My teachers were onto something. There really was something really important about the resurrected Christ bearing, even in his ascended form, the scars of his ordeal on earth. However, It was only after reading James Alison’s Raising Abel (I have written about Alison’s book in a previous post) that the full implications of Christ bearing the holes of his crucifixion came to light .
In that book, Alison makes reference to a line from one of the 14th-century English mystic Julian of Norwich’s many quotations (compiled in her Revelations of Divine Love ). There, Julian suggests that, in heaven, a person’s sins are not obliterated from the person, leaving no trace behind. Rather, their “tokens”, as Julian calls their sins, become transformed.
It is not so much that sin per se can be in heaven, since sin is a negation of one’s being and so has no ability to be present in the presence of God who is the source of all being. However, Julian says that God’s designs transforms what was a source of shame into a source of glory. These tokens point to the glory of the person bearing the scars of sin, but they ultimately point to the glory of God.
In other words, says Alison, the scars of humankind’s sin – the holes of Jesus’ crucifixion – are not so much reminders of past sins. They become trophies of present glory.

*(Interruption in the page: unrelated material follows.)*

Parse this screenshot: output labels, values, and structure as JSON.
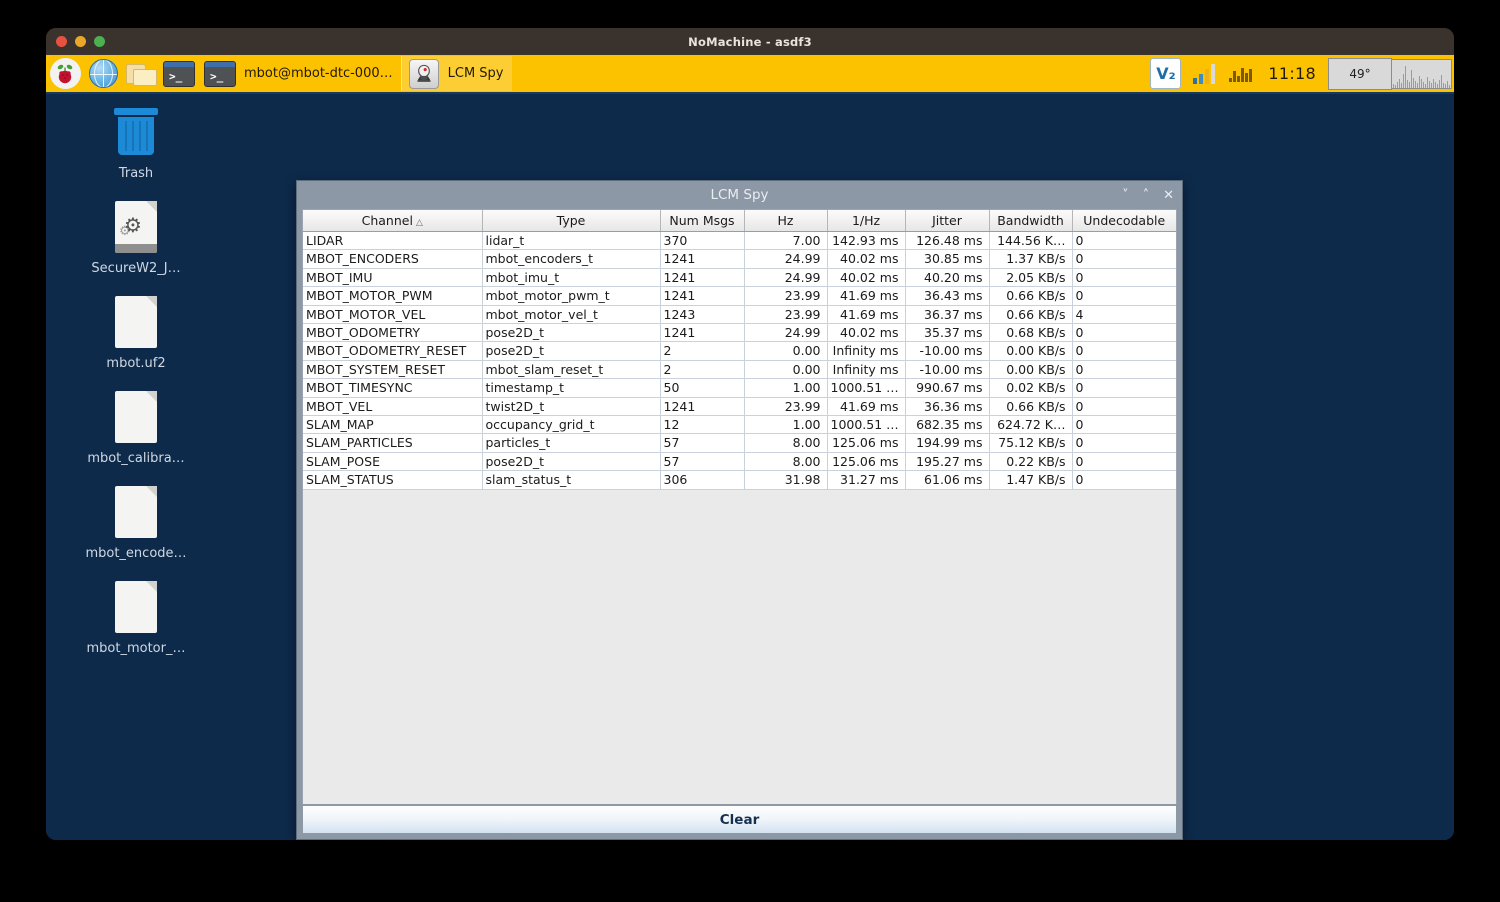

By wearing the holes, Jesus also takes up the processes that put those holes there in the first place - sin and its resultant violence - and transforms them into a demonstration of the lengths to which God will go - and the unthinkable directions He would take - for the sake of His fidelity to His creation. Instead of erasing sin and its endgame, which is death (See Romans 6:20), God chose to enter into sin and its endgame and, in it, conquer both.
Put another way, God did not choose to conquer sin and death by obliterating it with a wave of a hand or a word. By immersing Himself into the mire of death, he then subverted it from within its own logic. In the logic of sin, it is necessary to have violence and victims to make things happen. As St Augustine said in one of his sermons, Jesus was victor not because he avoided the necessity of violence, but because he became a victim of that necessity and inverted its meaning. By that entering into that necessity borne of sin, Jesus imputed into our sin-stained world the great paradox where shame and death become overcoded by victory and life.
In a way, this gives a very personal edge to the end of one of Julian’s reflections when she says
By this honour, our courteous Lord shows for them here, in part, something similar to what is done for them in fullness there, for there the token of sin is transformed into glory
It is personal because it gives a voice to our experiences of suffering, our very personal contact with the many fruits of sin – our own and those of the whole world.
Rather that wish for these to go away, both Julian and Alison remind us that the Christian is called to do something else. Not simply to “offer it up” like a good passive Catholic, but to actively seek with the Lord the way in which this particular suffering is being taken up into the redemptive processes of the Body of Christ, the Body that bears the holes of shame and sin and turns them into a visceral, scandalous sign of making princes from the poor of the dungheap.